Thursday, January 24, 2013

"Life of Pi" - My understanding of the Story

I have been meaning to write about my take on "Life of Pi" ever since I saw the movie. I have not been fortunate enough to have read the book, so my interpretation is restricted to Ang Lee's version of the story. If you have neither read the book nor seen the movie and intend to read or see the same, please do not read beyond this point!  

I would not delve into the artistic majesty of Ang Lee’s motion picture, for in my opinion, the proof of the pudding is in eating. No words that I use can describe the beautiful cinematography of the movie. So I shall stay away from writing about it. Instead, I will talk only about two aspects, both being intertwined – (1) Which of the two Stories I  prefer? And (2) How does it help one understand God Better? 

 I believe the answer to the first is the means to answering the second. It does not matter whether the answer to the first is right or wrong, but what matters is why we select the option that we do. 

I will try to take you through the chain of thoughts that I went through while attempting to understand these two questions. It started during the scene where the Japanese officials are interrogating Pi. Here he first describes the story that we had seen. Then when being pressed for the actual truth he tells the other story, the one without any animals, but with Human Beings. The first story is a journey through a fantastic world where the human spirit triumphs against all odds. On the other hand the second story talks about the harsh reality of the world, where a man (the cook) is willing to let his fellow human (the Buddhist) die so that he himself can survive. It talks about the wild animal in each of us that surfaces (represented by the tiger) when an injustice has happened and it talks about revenge which is intrinsic to the human race (Shown by the death of the cook at the hands of Pi as a vengeance for the murder of his mother). What follows is a long Journey, where an innocent child is confronted by the wild beast within and the uncertainty of his own identity that follows. The journey in my opinion is the one which helps the child come at peace with himself, and realizing that had it not been for the tiger, he would have perished. The proverbial tiger helped him not only while defending himself against the devious cook, but also helping him survive when faced with the alternative to eat fish or die of hunger.
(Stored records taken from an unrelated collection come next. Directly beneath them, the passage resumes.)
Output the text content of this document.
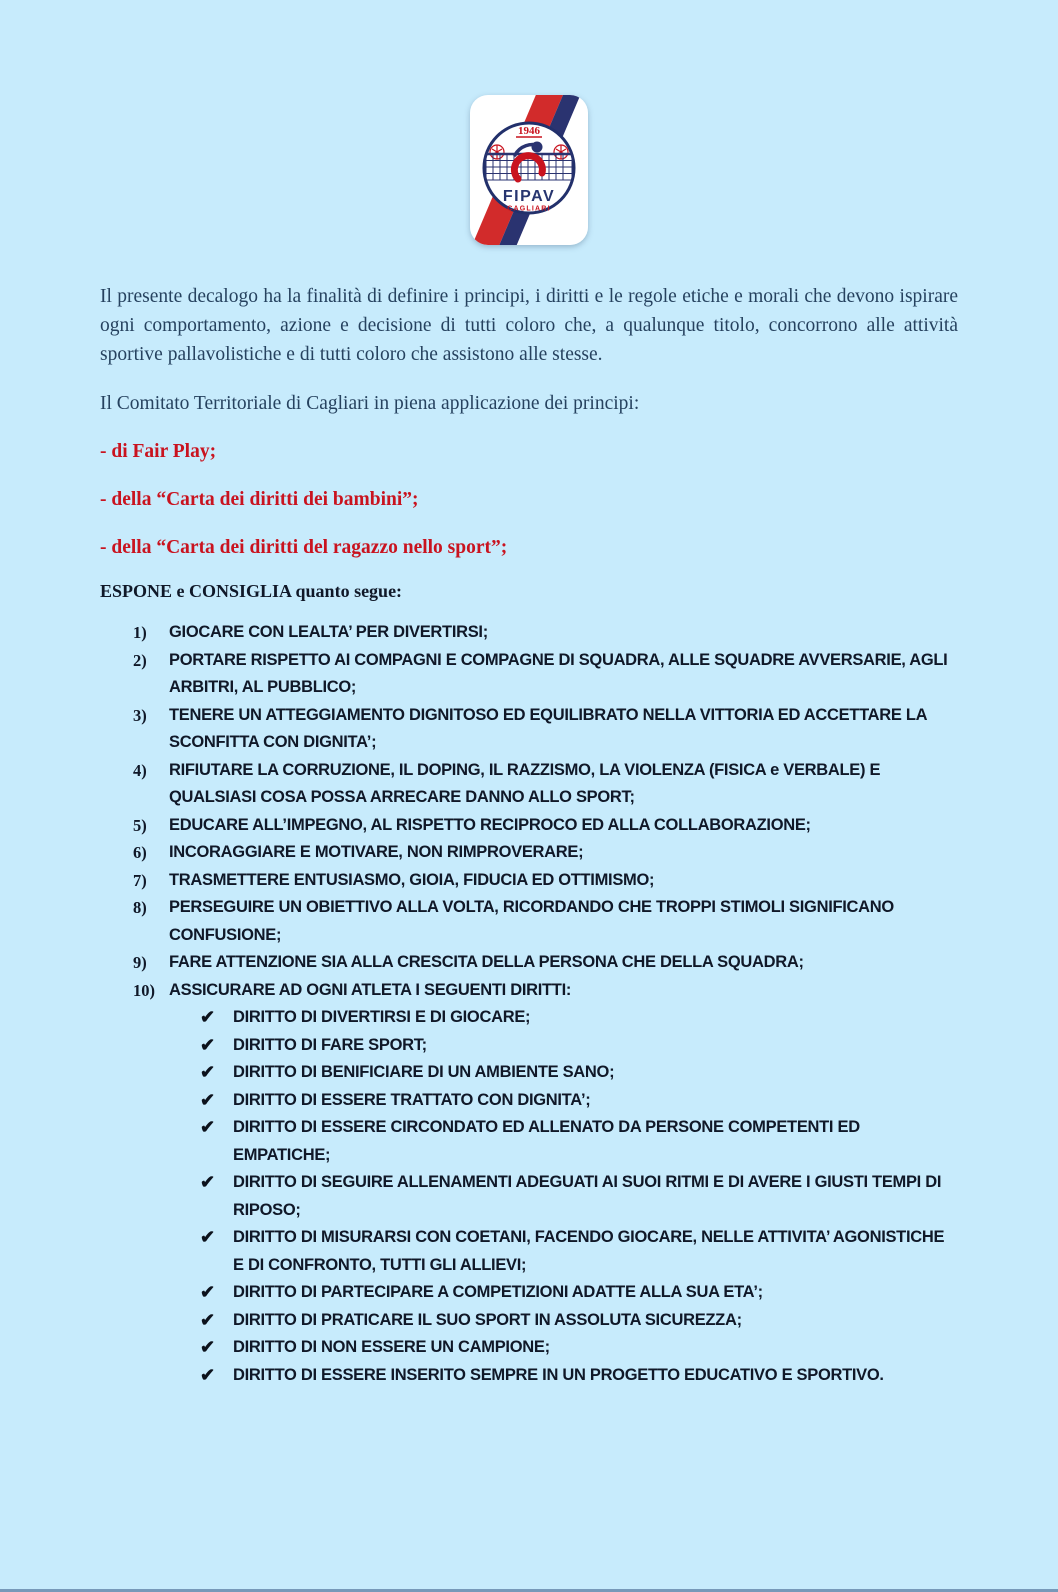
1946
FIPAV
CAGLIARI

Il presente decalogo ha la finalità di definire i principi, i diritti e le regole etiche e morali che devono ispirare ogni comportamento, azione e decisione di tutti coloro che, a qualunque titolo, concorrono alle attività sportive pallavolistiche e di tutti coloro che assistono alle stesse.

Il Comitato Territoriale di Cagliari in piena applicazione dei principi:

- di Fair Play;

- della “Carta dei diritti dei bambini”;

- della “Carta dei diritti del ragazzo nello sport”;

ESPONE e CONSIGLIA quanto segue:

1)	GIOCARE CON LEALTA’ PER DIVERTIRSI;
2)	PORTARE RISPETTO AI COMPAGNI E COMPAGNE DI SQUADRA, ALLE SQUADRE AVVERSARIE, AGLI ARBITRI, AL PUBBLICO;
3)	TENERE UN ATTEGGIAMENTO DIGNITOSO ED EQUILIBRATO NELLA VITTORIA ED ACCETTARE LA SCONFITTA CON DIGNITA’;
4)	RIFIUTARE LA CORRUZIONE, IL DOPING, IL RAZZISMO, LA VIOLENZA (FISICA e VERBALE) E QUALSIASI COSA POSSA ARRECARE DANNO ALLO SPORT;
5)	EDUCARE ALL’IMPEGNO, AL RISPETTO RECIPROCO ED ALLA COLLABORAZIONE;
6)	INCORAGGIARE E MOTIVARE, NON RIMPROVERARE;
7)	TRASMETTERE ENTUSIASMO, GIOIA, FIDUCIA ED OTTIMISMO;
8)	PERSEGUIRE UN OBIETTIVO ALLA VOLTA, RICORDANDO CHE TROPPI STIMOLI SIGNIFICANO CONFUSIONE;
9)	FARE ATTENZIONE SIA ALLA CRESCITA DELLA PERSONA CHE DELLA SQUADRA;
10) ASSICURARE AD OGNI ATLETA I SEGUENTI DIRITTI:
✔	DIRITTO DI DIVERTIRSI E DI GIOCARE;
✔	DIRITTO DI FARE SPORT;
✔	DIRITTO DI BENIFICIARE DI UN AMBIENTE SANO;
✔	DIRITTO DI ESSERE TRATTATO CON DIGNITA’;
✔	DIRITTO DI ESSERE CIRCONDATO ED ALLENATO DA PERSONE COMPETENTI ED EMPATICHE;
✔	DIRITTO DI SEGUIRE ALLENAMENTI ADEGUATI AI SUOI RITMI E DI AVERE I GIUSTI TEMPI DI RIPOSO;
✔	DIRITTO DI MISURARSI CON COETANI, FACENDO GIOCARE, NELLE ATTIVITA’ AGONISTICHE E DI CONFRONTO, TUTTI GLI ALLIEVI;
✔	DIRITTO DI PARTECIPARE A COMPETIZIONI ADATTE ALLA SUA ETA’;
✔	DIRITTO DI PRATICARE IL SUO SPORT IN ASSOLUTA SICUREZZA;
✔	DIRITTO DI NON ESSERE UN CAMPIONE;
✔	DIRITTO DI ESSERE INSERITO SEMPRE IN UN PROGETTO EDUCATIVO E SPORTIVO.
And once the boy reached the safety of the shore, the tiger within was no longer required, and hence he went away - never to be seen again.  

As you may have realized, I felt the second story more plausible. But given a choice would I have "preferred" the second story over the first? Would I have preferred "Harsh Reality" to "Fantasy"? An honest answer would be "NO". And this is the case with the majority of the people who have seen the movie or read the book.  

But how does it help understand God better? The author answers this when following the Canadian author in the story saying that he prefers the first story, Pi says "It is the same way with God". So, What do you prefer - a world with a benevolent God taking care of you from the heavens or a world devoid of a God, a world where nobody is looking after your wellbeing other than you yourself! Belief in existence of God makes this earthly journey more enjoyable, carefree while on the other hand lack of an overseeing god makes this journey more fearsome and challenging. So would you prefer a world with a God or one without? And hence majority of the world does believe in one God or the other. By this I do not mean to say a god exists or not- for I am in no position to say either (and I have met no person who could logically make me understand it). 

For those who prefer a world without a God, it is most probably because they prefer a world where they are the master of their destiny and not an unknown existence deciding their destiny for them. 

So, in my opinion, the story does help both theists and atheists understand God better or maybe understand themselves better.